Ezra Klein brings us this interesting thought on the costs of (private) healthcare in the US:

The mechanism here is simple enough. As the report says, "Since health insurance premiums are growing more rapidly than total compensation in percentage terms, an increasing share of total compensation that a worker receives goes to cover health insurance premiums."

But workers don't see it that way. That slumping line isn't normally called wages-minus-health-premiums. It's called wages. And most workers think stagnant wages mean their employer is paying them less. They don't know that the main reason for stagnant wages is that their wage increases are going to pay for their health insurance premiums. If they did -- if they realized that compensation is pretty much a zero-sum endeavor and their employers don't so much buy them health insurance as garnish their wages to pay for their health insurance -- you'd probably see a lot more general anger at rising health care costs.

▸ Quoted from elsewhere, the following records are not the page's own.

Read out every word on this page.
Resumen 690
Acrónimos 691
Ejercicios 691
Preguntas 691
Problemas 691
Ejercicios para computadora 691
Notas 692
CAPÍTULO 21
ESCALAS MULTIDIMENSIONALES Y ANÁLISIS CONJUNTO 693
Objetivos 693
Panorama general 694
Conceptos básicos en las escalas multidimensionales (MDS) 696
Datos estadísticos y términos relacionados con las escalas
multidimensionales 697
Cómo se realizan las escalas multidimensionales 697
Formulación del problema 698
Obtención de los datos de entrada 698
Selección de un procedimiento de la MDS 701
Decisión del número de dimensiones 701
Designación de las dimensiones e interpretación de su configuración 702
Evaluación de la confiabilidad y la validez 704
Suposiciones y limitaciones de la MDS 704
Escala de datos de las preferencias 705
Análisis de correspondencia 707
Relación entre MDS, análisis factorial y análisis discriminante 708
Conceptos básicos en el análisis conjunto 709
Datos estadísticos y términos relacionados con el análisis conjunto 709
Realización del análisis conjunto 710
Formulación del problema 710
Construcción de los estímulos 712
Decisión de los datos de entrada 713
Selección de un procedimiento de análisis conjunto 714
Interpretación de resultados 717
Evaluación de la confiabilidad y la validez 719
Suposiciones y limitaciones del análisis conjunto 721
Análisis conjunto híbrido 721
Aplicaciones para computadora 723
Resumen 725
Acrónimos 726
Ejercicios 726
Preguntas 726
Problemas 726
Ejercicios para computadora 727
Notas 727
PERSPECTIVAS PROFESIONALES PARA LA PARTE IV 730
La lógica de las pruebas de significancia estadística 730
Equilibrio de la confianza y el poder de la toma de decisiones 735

The graph is illuminating in that very few studies of the last twenty years or so have factored in the costs of employer-sponsored health insurance in the compensation totals in this way: too many have focused on the direct wage component. By incorporating the expenditure on healthcare in the total compensation calculation, the study highlights both how US payrolls are at once over- and under- valued: overvalued in that total compensation has increased substantially over the observed period which makes a good case for the expense of the US worker, undervalued in that so much of the compensation is being consumed by the healthcare system.

I for one doubt strongly that anyone now making $50,000 thinks that his/her healthcare should cost $15,000 of that annually, nor would anyone making $35,000 be sanguine knowing roughly half again his/her salary goes toward healthcare, yet this is (roughly) the cost of those programmes camouflaged by the employer's contribution to the system. If the analysis is at all accurate then the trend needs to be stopped before healthcare costs equal the wage component of the compensation pie.

This is an arithmetic that merits far greater attention - particularly as the healthcare debate continues in the Capital.

H/T Andrew Sullivan.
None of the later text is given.